Des enfances difficiles, des parcours en zig-zag, le flirt avec le danger, peu d’intérêt face à l’itinéraire « de tout le monde », l’attirance pour l’intense, les chemins de traverse, les défis.
La drogue. Pas forcément la grosse drogue mais la drogue fuite, la drogue qui fait croire que tout va bien, la drogue piège. Car autant l’on peut fermer la porte à ses parents, ses études, son patron, son conjoint, autant l’on ne quitte pas la drogue comme on le voudrait. Il y a le plaisir facile qu’elle procure, et puis les liens que l’on a formés avec « les autres », que l’on a un jour crus légers comme la fumée d’une cigarette et sincères comme un joyeux trip. Et qui serrent de plus en plus. On ne se désengage pas tout seul, et on a fermé la porte à ceux qui pourraient aider.
Des proies
Ils étaient livrés à eux-mêmes. Sans les bases d’une famille construite.

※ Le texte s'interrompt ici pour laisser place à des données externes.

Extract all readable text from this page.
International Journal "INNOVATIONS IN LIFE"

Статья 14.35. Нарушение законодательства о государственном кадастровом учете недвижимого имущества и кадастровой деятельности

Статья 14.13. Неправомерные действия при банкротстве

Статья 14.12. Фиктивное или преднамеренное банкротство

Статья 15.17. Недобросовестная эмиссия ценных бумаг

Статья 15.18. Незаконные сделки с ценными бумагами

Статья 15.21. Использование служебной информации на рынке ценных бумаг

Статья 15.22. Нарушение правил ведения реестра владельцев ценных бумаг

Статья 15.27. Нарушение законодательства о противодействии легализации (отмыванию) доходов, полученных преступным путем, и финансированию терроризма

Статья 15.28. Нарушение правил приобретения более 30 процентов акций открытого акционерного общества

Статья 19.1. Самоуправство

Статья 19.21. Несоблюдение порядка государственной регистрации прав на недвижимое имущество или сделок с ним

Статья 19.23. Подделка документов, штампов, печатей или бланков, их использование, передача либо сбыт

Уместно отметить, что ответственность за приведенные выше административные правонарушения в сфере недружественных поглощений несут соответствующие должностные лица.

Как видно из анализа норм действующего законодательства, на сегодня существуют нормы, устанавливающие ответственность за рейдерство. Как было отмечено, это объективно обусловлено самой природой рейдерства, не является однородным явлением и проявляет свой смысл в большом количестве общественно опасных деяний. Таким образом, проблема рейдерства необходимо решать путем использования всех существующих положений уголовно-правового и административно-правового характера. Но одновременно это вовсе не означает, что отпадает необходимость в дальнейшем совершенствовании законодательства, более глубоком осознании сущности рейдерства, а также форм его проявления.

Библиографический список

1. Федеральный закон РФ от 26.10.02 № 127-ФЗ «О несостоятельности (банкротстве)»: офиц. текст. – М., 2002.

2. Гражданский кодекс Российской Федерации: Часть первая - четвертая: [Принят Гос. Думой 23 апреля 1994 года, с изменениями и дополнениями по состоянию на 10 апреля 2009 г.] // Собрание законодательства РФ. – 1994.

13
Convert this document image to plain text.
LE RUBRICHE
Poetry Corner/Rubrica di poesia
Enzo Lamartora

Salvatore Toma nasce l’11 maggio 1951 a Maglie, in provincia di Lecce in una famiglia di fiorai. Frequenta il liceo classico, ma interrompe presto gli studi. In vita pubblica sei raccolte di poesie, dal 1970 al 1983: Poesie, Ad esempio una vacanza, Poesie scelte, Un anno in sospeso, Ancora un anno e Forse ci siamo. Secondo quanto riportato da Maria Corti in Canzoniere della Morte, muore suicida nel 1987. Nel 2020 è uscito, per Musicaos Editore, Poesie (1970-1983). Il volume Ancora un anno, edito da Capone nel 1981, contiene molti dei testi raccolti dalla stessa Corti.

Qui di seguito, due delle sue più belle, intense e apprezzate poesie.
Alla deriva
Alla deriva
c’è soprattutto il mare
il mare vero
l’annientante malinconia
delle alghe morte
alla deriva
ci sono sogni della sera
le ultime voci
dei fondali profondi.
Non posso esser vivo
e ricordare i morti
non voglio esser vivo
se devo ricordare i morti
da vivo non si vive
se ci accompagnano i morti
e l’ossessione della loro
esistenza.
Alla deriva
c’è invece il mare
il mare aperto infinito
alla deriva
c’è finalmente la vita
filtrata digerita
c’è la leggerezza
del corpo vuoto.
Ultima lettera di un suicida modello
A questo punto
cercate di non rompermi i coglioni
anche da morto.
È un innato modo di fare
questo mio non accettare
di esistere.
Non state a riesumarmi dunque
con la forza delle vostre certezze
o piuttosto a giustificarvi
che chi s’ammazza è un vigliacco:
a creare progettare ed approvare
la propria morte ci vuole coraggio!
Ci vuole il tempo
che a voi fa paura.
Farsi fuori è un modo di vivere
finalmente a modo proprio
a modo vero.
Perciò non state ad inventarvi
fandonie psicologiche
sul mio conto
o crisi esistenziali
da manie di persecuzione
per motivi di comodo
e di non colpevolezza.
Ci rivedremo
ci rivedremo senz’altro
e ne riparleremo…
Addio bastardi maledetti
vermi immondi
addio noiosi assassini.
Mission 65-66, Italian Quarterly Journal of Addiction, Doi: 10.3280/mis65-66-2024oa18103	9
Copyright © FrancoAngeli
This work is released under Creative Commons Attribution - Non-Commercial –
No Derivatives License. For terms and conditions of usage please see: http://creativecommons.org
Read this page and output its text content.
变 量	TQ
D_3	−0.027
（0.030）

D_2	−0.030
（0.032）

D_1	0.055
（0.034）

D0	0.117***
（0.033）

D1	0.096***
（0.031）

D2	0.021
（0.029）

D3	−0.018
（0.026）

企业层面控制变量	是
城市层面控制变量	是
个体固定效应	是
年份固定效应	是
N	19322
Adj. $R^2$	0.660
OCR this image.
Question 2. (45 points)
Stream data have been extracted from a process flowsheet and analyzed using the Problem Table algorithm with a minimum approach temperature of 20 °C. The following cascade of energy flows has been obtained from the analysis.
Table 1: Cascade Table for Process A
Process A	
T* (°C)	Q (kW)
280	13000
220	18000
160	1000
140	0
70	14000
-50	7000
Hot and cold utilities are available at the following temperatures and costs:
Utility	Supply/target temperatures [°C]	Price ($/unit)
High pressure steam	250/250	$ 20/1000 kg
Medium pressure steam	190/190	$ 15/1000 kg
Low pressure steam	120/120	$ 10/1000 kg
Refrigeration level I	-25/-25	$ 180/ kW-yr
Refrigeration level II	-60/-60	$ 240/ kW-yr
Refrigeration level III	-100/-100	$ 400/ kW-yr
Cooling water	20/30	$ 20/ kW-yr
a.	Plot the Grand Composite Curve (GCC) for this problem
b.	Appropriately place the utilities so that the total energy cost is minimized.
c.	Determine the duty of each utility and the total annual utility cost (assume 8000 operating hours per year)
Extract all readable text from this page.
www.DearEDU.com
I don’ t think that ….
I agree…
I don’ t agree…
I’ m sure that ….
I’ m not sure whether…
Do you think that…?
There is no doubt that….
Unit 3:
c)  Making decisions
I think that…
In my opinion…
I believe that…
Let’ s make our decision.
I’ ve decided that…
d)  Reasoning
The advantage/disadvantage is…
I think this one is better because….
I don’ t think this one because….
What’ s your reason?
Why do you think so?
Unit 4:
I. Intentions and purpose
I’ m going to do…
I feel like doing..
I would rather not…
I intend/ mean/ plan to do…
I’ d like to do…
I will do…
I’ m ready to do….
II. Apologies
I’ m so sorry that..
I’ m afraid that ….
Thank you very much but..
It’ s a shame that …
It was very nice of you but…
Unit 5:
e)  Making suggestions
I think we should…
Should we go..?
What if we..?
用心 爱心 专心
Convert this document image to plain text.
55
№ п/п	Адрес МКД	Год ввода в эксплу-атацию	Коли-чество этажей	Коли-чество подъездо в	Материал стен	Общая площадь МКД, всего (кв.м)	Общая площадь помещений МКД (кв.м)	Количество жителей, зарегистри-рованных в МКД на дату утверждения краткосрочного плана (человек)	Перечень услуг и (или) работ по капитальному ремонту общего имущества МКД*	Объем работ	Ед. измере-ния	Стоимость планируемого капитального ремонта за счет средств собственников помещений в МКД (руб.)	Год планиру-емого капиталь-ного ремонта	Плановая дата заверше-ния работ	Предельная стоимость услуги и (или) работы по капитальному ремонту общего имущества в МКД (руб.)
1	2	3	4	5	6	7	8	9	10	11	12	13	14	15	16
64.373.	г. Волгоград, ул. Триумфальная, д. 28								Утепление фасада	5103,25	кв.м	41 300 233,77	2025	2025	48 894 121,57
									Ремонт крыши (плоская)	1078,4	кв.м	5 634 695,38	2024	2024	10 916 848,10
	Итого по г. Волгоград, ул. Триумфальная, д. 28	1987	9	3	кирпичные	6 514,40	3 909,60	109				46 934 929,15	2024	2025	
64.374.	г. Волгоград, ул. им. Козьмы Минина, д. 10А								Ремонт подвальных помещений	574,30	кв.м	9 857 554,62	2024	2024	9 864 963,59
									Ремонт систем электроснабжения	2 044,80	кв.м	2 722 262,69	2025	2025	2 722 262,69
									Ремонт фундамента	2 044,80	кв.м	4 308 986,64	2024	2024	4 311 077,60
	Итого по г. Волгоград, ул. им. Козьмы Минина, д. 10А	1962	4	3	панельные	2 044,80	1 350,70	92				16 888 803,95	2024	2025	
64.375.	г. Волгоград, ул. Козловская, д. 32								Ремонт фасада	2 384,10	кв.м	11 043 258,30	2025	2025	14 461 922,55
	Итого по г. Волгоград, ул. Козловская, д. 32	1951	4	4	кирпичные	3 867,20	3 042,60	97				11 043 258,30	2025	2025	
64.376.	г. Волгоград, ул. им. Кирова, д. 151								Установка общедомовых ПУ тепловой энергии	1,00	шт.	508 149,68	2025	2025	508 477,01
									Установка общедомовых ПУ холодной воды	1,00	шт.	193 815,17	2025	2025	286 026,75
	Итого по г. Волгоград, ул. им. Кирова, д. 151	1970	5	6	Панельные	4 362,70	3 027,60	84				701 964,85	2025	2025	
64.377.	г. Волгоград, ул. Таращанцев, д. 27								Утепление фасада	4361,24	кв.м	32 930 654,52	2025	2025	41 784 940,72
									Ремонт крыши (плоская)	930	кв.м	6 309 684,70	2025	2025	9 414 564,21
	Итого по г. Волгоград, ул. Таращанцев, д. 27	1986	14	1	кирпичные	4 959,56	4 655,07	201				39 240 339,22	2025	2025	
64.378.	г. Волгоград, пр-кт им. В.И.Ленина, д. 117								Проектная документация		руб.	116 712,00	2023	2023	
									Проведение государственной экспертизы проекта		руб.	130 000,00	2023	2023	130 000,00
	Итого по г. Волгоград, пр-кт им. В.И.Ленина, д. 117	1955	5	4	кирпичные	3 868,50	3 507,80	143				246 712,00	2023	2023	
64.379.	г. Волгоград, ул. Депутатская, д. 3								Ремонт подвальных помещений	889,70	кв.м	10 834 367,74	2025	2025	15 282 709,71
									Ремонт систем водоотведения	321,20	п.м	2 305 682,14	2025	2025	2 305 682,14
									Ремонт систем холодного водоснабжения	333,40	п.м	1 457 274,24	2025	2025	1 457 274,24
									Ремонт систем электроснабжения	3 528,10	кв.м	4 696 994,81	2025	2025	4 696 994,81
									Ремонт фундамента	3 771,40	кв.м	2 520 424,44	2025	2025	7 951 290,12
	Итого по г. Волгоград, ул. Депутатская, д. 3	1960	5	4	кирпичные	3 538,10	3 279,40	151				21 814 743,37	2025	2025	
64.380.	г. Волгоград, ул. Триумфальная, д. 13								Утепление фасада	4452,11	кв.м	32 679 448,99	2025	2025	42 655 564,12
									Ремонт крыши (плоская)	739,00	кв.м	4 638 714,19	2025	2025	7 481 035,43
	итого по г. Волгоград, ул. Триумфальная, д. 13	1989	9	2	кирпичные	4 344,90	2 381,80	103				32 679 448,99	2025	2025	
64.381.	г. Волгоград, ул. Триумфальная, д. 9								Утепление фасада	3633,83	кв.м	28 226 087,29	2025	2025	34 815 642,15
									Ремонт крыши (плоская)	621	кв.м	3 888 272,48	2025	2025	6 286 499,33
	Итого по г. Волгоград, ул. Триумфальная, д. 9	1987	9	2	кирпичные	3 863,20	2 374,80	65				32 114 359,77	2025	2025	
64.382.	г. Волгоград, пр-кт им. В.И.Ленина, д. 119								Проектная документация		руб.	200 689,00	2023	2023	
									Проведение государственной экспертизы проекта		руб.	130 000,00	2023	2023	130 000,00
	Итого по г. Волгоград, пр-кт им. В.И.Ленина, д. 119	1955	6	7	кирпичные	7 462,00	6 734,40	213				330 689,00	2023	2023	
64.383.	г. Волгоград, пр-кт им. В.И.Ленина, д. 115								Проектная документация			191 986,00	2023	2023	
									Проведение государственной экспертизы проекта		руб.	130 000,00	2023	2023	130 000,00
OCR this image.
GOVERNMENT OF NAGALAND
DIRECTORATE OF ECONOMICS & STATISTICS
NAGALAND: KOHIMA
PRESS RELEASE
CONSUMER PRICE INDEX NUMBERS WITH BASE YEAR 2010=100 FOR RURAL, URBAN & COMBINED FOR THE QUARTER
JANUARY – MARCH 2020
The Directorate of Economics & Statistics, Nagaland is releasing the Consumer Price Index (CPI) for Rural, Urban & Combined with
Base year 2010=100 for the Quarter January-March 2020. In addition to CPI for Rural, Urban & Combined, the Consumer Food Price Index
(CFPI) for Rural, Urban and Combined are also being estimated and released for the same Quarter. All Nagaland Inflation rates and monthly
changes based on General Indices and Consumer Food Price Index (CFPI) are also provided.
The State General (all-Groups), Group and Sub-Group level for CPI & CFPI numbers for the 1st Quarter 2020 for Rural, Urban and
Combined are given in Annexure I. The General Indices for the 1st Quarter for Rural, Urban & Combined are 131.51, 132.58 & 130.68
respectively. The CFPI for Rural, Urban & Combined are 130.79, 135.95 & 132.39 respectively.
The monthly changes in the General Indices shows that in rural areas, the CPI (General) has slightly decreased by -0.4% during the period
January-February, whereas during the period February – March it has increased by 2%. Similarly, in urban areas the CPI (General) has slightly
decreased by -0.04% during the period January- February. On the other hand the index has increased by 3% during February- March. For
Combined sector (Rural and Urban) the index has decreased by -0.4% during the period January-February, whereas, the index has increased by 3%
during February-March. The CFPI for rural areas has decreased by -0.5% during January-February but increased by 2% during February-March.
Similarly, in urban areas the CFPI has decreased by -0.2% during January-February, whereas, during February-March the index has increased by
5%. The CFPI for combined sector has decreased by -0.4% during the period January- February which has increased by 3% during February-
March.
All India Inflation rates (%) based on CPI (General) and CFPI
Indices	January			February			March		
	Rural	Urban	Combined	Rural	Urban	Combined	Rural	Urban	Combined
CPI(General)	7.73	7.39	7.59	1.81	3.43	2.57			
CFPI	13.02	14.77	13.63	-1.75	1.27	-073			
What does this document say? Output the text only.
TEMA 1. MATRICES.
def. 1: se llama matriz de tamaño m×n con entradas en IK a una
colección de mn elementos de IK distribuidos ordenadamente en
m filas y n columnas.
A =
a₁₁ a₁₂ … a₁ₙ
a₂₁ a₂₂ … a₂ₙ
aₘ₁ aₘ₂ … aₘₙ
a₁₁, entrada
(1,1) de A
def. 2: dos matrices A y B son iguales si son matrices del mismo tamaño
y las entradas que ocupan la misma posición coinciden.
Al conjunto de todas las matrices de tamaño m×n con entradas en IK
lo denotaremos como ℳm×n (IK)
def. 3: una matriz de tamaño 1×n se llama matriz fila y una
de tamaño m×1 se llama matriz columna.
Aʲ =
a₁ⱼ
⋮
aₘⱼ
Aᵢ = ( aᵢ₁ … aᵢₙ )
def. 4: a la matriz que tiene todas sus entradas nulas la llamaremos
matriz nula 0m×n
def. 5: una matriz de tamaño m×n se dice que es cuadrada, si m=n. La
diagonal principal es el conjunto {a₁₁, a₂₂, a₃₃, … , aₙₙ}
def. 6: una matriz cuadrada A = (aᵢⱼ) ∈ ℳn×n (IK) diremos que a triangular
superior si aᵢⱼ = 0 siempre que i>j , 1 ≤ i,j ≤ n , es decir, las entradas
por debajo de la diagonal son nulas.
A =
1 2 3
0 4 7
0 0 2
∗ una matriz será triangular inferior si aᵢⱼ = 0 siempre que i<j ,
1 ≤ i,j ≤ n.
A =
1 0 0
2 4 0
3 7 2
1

Et donc proies faciles pour ceux qui rodent, et ils rodent. Un jour ou l’autre ils arrivent. Bien mis, comme le Grand Coquin de Pinocchio. Tu ne vas quand même pas t’emmerder à aller aux cours ? Tu veux vraiment te faire ch… à l’anniversaire de tes vieux ? Ne me dis pas que ça te fait peur de dealer et devenir riche ?
Accuser « la société » est stérile. La société certes est souvent impitoyable, mais c’est là que les forces personnelles de l’humain interviennent. Les gens s’aident, les gens ont du cœur. Pas tous, loin de là. Mais tout comme le Grand Coquin trouve sa proie, des mains se tendent ici et là. Et on les saisit ou pas. On a envie de les saisir ou pas. Grand Coquin regardait ailleurs ou pas.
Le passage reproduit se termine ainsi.